I am finding that the block allocator is often giving misaligned blocks
wrt atomic write length, like this:
# xfs_bmap -v mnt/file
mnt/file:
EXT: FILE-OFFSET BLOCK-RANGE AG AG-OFFSET TOTAL FLAGS
0: [0..20479]: 192..20671 0 (192..20671) 20480 000000
#
#
#xfs_io -d -C "pwrite -b 64k -V 1 -A -D 0 64k" mnt/file
#xfs_bmap -v mnt/file
mnt/file:
EXT: FILE-OFFSET BLOCK-RANGE AG AG-OFFSET TOTAL FLAGS
0: [0..127]: 20672..20799 0 (20672..20799) 128 000000
1: [128..20479]: 320..20671 0 (320..20671) 20352 000000
#
#xfs_io -d -C "pwrite -b 64k -V 1 -A -D 0 64k" mnt/file
#xfs_bmap -v mnt/file
mnt/file:
EXT: FILE-OFFSET BLOCK-RANGE AG AG-OFFSET TOTAL FLAGS
0: [0..127]: 20928..21055 0 (20928..21055) 128 000000
1: [128..20479]: 320..20671 0 (320..20671) 20352 000000
In this case we would not use HW offload (as no start blocks are
64K-aligned), which will affect performance.
Since we are not considering forcealign ATM, can we still consider some
other alignment hint to the block allocator?
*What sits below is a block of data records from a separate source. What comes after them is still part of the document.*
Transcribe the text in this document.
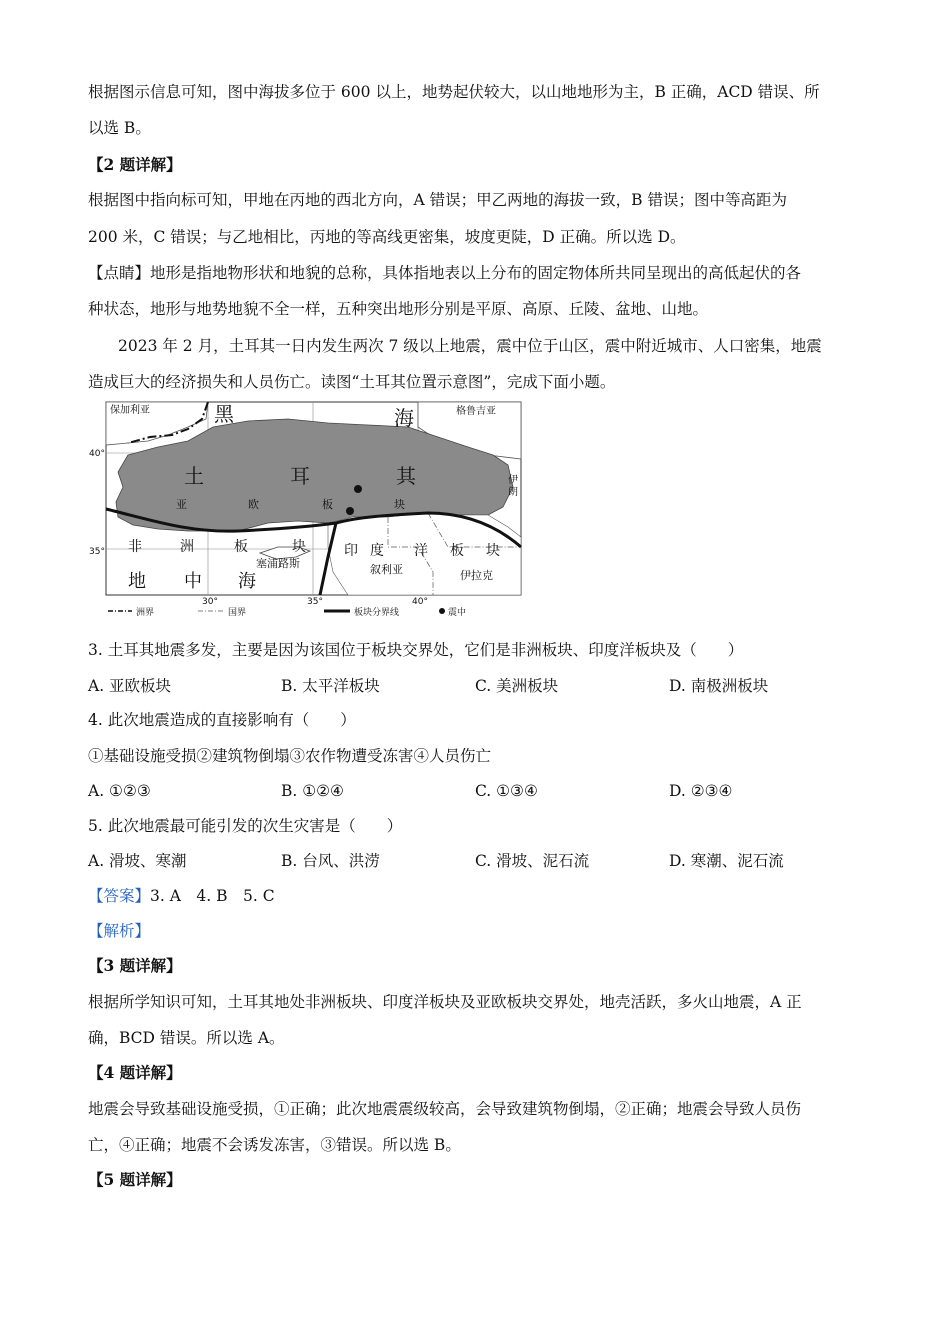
根据图示信息可知，图中海拔多位于 600 以上，地势起伏较大，以山地地形为主，B 正确，ACD 错误、所
以选 B。
【2 题详解】
根据图中指向标可知，甲地在丙地的西北方向，A 错误；甲乙两地的海拔一致，B 错误；图中等高距为
200 米，C 错误；与乙地相比，丙地的等高线更密集，坡度更陡，D 正确。所以选 D。
【点睛】地形是指地物形状和地貌的总称，具体指地表以上分布的固定物体所共同呈现出的高低起伏的各
种状态，地形与地势地貌不全一样，五种突出地形分别是平原、高原、丘陵、盆地、山地。
2023 年 2 月，土耳其一日内发生两次 7 级以上地震，震中位于山区，震中附近城市、人口密集，地震
造成巨大的经济损失和人员伤亡。读图“土耳其位置示意图”，完成下面小题。
保加利亚	黑	海	格鲁吉亚
土	耳	其
亚	欧	板	块
伊
朗
非	洲	板	块	印 度 洋 板 块
地 中 海
塞浦路斯	叙利亚	伊拉克
40°
35°
30°	35°	40°
洲界	国界	板块分界线	震中
3. 土耳其地震多发，主要是因为该国位于板块交界处，它们是非洲板块、印度洋板块及（　　）
A. 亚欧板块	B. 太平洋板块	C. 美洲板块	D. 南极洲板块
4. 此次地震造成的直接影响有（　　）
①基础设施受损②建筑物倒塌③农作物遭受冻害④人员伤亡
A. ①②③	B. ①②④	C. ①③④	D. ②③④
5. 此次地震最可能引发的次生灾害是（　　）
A. 滑坡、寒潮	B. 台风、洪涝	C. 滑坡、泥石流	D. 寒潮、泥石流
【答案】3. A　4. B　5. C
【解析】
【3 题详解】
根据所学知识可知，土耳其地处非洲板块、印度洋板块及亚欧板块交界处，地壳活跃，多火山地震，A 正
确，BCD 错误。所以选 A。
【4 题详解】
地震会导致基础设施受损，①正确；此次地震震级较高，会导致建筑物倒塌，②正确；地震会导致人员伤
亡，④正确；地震不会诱发冻害，③错误。所以选 B。
【5 题详解】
It could be similar to how
stripe alignment is handled.
Some other thoughts:
- I am not sure what atomic write unit max we would now use.
- Anything written back with CoW/exchange range will need FUA to ensure
that the write is fully persisted. Otherwise I think that not using FUA
could mean that the data is reported written by the disk but may only be
partially persisted from a power fail later.